許多文獻提及太陽能電池之狀態估測(State Estimation)法,其基本 原理係觀察系統之已知資訊來估測其他未知資訊,最廣泛使用之方法為加權最小平方法(Weighted Least Square, WLS) ,此數學模型係依據系統量測值及狀態變數間之數值關係來進行狀態估測,因此能精準地估測出所需系統資訊。Many documents mention the State Estimation method of solar cells. The basic principle is to observe the known information of the system to estimate other unknown information. The most widely used method is the Weighted Least Square (WLS) method. This mathematical model performs state estimation based on the numerical relationship between system measurement values and state variables, so it can accurately estimate the required system information.

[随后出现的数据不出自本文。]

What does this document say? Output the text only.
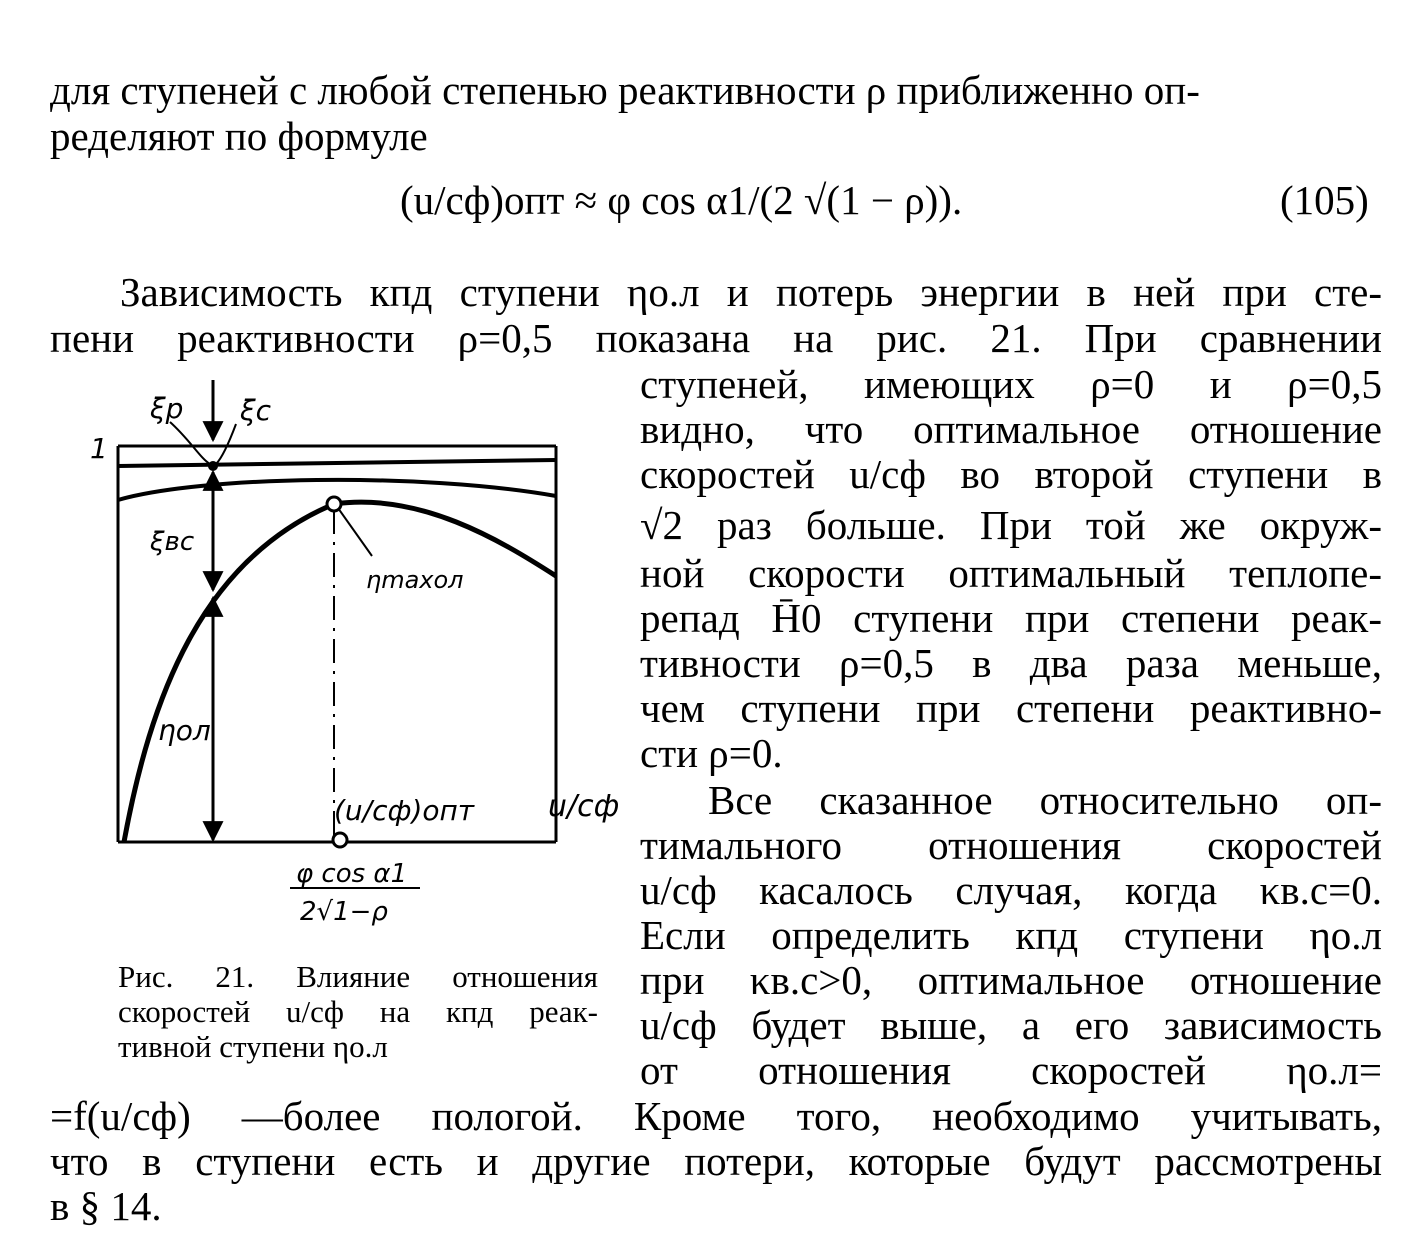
для ступеней с любой степенью реактивности ρ приближенно оп-
ределяют по формуле
(u/cф)опт ≈ φ cos α1/(2 √(1 − ρ)).	(105)
Зависимость кпд ступени ηо.л и потерь энергии в ней при сте-
пени реактивности ρ=0,5 показана на рис. 21. При сравнении
ступеней, имеющих ρ=0 и ρ=0,5
видно, что оптимальное отношение
скоростей u/cф во второй ступени в
√2 раз больше. При той же окруж-
ной скорости оптимальный теплопе-
репад H̄0 ступени при степени реак-
тивности ρ=0,5 в два раза меньше,
чем ступени при степени реактивно-
сти ρ=0.
Все сказанное относительно оп-
тимального отношения скоростей
u/cф касалось случая, когда κв.с=0.
Если определить кпд ступени ηо.л
при κв.с>0, оптимальное отношение
u/cф будет выше, а его зависимость
от отношения скоростей ηо.л=
=f(u/cф) —более пологой. Кроме того, необходимо учитывать,
что в ступени есть и другие потери, которые будут рассмотрены
в § 14.
ξр ξс
1
ξвс
ηmaxол
ηол
(u/cф)опт u/cф
φ cos α1
2√1−ρ
Рис. 21. Влияние отношения
скоростей u/cф на кпд реак-
тивной ступени ηо.л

若要利用狀態估測法得到太陽能電池在目前環境下之照度與溫 度,實際估測時需量測兩組太陽能電池之操作電壓及電流,且容易因參數不準確或受到外在雜訊干擾,造成估測出之照度與溫度產生誤差。此外,為了降低誤差量,計算時需利用疊代方式使誤差量收斂,唯此法會大幅增加運算複雜度,使得不易使用具有數位訊號處理器之微控制器來實現。此外,模型參數誤差會使估測不易甚至無法收斂,故本案提出簡化型估測法來降低運算量,並避免無法收斂之問題。To use the state estimation method to obtain the solar cell's illuminance and temperature under the current environment, the actual operation needs to measure the operating voltage and current of the two sets of solar cells, and it is easy to be interfered by inaccurate parameters or external noise. Causes an error in the estimated illuminance and temperature. In addition, in order to reduce the amount of error, iterative methods need to be used to converge the amount of error during the calculation. However, this method will greatly increase the computational complexity, making it difficult to use a microcontroller with a digital signal processor to implement. In addition, model parameter errors can make estimation difficult or even impossible to converge. Therefore, a simplified estimation method is proposed in this case to reduce the amount of calculation and avoid the problem of inconsistency.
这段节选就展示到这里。